A carta criada pelo chef é bem mais descontraída do que a do vizinho Largo do Paço, mas “mantém a identidade” que Tiago Bonito faz questão de incluir em todos os pratos que confecciona. O Canto Redondo, continua, “é uma alternativa dentro da Casa da Calçada, uma segunda opção para o cliente e para Amarante”. “Abrimos este espaço a pensar também na cidade, para atrair as pessoas que não estão no hotel, mas querem conhecer a nossa cozinha.”

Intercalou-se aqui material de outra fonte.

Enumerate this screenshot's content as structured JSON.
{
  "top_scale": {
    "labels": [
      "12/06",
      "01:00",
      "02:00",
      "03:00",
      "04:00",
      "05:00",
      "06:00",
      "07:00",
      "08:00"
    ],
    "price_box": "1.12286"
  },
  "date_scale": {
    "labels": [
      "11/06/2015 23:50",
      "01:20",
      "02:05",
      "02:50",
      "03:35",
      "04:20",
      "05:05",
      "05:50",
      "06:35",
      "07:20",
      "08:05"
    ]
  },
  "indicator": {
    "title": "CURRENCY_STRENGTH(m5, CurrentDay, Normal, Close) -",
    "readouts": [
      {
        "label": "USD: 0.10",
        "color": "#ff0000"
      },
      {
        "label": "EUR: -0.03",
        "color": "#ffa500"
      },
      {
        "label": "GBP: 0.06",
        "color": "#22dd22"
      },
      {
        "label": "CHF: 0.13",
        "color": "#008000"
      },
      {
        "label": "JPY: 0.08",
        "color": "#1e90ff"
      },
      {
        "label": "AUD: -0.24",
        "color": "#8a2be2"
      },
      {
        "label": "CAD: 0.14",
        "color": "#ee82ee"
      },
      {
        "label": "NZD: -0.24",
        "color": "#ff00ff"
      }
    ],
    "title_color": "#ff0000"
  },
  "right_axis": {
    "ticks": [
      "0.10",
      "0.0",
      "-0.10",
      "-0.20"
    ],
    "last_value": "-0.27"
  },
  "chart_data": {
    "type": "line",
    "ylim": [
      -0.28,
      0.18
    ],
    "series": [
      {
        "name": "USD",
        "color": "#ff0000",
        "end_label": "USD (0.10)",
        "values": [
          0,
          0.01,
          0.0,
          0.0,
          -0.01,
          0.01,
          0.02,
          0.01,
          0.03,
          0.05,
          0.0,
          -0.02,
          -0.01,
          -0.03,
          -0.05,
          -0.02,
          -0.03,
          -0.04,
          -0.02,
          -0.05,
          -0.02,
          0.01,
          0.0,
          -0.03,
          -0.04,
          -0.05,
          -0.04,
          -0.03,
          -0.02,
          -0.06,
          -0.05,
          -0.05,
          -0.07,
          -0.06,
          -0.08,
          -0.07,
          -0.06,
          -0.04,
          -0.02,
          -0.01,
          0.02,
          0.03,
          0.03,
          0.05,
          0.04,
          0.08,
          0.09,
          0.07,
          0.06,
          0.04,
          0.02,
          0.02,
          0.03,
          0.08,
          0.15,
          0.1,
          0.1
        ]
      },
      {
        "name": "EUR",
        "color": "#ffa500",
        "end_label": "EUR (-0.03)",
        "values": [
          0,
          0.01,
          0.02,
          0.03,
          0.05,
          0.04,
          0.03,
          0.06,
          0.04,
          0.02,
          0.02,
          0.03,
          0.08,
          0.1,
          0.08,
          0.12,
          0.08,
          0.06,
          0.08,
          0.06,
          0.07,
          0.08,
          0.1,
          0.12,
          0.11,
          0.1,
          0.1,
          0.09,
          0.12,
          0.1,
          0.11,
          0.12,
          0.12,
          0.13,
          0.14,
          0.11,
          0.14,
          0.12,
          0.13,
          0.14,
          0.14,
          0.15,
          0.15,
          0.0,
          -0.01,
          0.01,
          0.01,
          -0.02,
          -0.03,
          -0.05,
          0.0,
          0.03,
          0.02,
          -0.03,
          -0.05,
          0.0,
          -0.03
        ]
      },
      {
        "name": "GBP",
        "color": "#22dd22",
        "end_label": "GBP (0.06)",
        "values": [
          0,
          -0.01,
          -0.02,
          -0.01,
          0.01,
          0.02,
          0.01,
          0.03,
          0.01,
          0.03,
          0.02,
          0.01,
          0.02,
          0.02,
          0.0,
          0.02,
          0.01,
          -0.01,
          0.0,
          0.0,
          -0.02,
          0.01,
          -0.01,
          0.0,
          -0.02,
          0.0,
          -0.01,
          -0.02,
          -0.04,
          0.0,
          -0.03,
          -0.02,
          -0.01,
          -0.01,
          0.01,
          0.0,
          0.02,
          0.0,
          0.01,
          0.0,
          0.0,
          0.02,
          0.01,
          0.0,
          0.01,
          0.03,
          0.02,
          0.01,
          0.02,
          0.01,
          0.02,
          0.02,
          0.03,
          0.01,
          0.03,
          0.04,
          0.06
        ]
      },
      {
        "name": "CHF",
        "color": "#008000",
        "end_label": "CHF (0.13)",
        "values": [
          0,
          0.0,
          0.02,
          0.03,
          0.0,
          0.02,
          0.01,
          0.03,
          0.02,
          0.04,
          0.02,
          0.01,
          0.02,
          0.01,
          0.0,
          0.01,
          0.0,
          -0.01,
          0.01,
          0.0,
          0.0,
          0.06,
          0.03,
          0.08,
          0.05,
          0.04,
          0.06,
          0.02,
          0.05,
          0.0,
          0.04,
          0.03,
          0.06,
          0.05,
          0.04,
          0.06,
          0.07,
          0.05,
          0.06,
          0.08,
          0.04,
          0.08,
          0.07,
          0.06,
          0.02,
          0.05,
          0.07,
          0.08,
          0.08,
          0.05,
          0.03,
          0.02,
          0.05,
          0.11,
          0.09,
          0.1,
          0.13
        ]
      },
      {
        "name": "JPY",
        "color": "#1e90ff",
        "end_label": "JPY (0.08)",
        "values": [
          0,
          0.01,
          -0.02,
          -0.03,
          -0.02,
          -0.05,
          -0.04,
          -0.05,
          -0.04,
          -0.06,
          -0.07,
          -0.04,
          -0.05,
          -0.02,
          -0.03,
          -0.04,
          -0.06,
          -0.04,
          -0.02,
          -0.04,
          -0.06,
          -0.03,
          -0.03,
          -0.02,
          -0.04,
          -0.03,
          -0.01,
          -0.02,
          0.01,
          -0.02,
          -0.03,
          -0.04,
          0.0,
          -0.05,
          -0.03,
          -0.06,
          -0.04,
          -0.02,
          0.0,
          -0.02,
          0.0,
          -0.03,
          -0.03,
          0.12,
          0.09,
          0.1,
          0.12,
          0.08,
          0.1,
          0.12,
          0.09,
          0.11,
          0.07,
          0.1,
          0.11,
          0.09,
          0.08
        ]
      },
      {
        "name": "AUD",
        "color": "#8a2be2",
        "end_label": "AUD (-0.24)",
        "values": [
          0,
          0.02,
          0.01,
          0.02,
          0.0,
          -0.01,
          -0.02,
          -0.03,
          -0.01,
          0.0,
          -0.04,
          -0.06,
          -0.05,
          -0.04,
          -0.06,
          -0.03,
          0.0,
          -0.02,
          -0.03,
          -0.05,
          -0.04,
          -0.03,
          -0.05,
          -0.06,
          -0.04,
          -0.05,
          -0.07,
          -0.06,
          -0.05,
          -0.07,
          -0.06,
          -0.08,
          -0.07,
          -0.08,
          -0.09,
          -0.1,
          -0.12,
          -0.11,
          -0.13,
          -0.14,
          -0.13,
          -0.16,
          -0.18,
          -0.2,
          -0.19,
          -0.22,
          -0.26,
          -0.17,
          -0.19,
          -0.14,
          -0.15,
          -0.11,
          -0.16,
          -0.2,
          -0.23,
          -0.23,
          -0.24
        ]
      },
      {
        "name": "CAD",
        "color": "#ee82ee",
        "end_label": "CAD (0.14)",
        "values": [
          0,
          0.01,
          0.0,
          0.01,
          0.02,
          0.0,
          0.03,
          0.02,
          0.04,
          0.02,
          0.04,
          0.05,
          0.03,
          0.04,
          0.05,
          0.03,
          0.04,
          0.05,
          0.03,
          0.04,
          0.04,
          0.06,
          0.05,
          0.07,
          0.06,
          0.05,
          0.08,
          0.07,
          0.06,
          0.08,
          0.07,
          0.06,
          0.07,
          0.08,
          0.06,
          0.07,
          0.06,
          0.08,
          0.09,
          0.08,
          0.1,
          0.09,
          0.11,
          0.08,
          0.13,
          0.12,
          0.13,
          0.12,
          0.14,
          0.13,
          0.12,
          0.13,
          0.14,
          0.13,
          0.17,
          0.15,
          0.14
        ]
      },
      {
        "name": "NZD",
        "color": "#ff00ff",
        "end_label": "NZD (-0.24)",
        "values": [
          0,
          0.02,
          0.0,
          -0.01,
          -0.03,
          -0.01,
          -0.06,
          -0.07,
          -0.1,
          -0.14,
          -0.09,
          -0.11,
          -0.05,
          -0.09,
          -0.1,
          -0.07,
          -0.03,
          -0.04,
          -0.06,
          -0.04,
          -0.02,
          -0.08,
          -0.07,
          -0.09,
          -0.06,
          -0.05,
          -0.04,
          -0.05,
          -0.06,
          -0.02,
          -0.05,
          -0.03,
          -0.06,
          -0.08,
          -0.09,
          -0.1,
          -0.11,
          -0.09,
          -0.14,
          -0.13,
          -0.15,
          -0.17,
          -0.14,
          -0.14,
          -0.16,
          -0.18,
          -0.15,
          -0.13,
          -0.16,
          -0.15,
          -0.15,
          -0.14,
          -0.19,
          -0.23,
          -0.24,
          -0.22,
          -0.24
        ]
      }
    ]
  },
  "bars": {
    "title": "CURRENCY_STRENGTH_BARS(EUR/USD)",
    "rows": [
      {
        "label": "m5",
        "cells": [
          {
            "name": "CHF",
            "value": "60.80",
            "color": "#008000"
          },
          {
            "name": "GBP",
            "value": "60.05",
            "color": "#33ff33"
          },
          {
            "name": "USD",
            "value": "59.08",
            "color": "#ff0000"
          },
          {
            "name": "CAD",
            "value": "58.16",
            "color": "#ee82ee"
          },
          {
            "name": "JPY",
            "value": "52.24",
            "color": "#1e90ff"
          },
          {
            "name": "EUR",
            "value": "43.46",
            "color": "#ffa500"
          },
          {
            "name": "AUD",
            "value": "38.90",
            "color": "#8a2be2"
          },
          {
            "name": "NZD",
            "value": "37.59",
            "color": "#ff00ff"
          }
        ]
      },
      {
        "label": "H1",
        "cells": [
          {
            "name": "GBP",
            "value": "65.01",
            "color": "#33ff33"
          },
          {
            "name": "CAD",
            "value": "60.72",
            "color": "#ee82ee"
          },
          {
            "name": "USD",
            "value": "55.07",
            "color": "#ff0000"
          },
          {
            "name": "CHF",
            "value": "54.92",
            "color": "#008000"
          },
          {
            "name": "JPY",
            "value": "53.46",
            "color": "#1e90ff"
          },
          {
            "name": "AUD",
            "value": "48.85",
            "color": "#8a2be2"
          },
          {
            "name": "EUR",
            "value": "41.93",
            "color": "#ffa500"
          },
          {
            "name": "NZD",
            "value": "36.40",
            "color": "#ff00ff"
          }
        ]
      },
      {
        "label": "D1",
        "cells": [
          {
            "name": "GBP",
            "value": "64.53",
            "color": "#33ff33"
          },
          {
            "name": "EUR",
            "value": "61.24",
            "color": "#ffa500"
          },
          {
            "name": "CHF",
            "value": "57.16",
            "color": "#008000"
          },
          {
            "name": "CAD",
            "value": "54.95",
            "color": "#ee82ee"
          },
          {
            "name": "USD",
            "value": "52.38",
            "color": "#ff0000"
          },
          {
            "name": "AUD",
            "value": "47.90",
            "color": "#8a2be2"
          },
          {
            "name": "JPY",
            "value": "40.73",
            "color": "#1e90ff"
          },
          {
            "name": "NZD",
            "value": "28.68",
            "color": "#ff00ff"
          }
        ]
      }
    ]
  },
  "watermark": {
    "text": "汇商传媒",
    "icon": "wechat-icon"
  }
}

Aberto diariamente para almoços, o menu do Canto Redondo “é mais consensual, baseado em sabores portugueses, uma comida de conforto”. “É uma cozinha menos elaborada, sim, mas não quer dizer que seja mais relaxada”, sublinha Tiago Bonito. Nas entradas há carpaccio de bacalhau meia cura com pimentos assados e ovo de codorniz, amêijoas à Bulhão Pato e camarão frito com pimentos padrón ou presunto serrano com cogumelos frescos e queijo São Jorge. O robalo com arroz malandrinho de sapateira e uma açorda de lavagante com aguardente velha e coentros são as opções de peixe, duas, tal como as de carne: bife de novilho com batata-doce e salsa e chuleton maturado grelhado. Há ainda uma opção de pasta e um risotto. Nas sobremesas, destaque para o pastel de nata de comer à colher e o cheesecake de ananás dos Açores, com gelado de chá verde e lima.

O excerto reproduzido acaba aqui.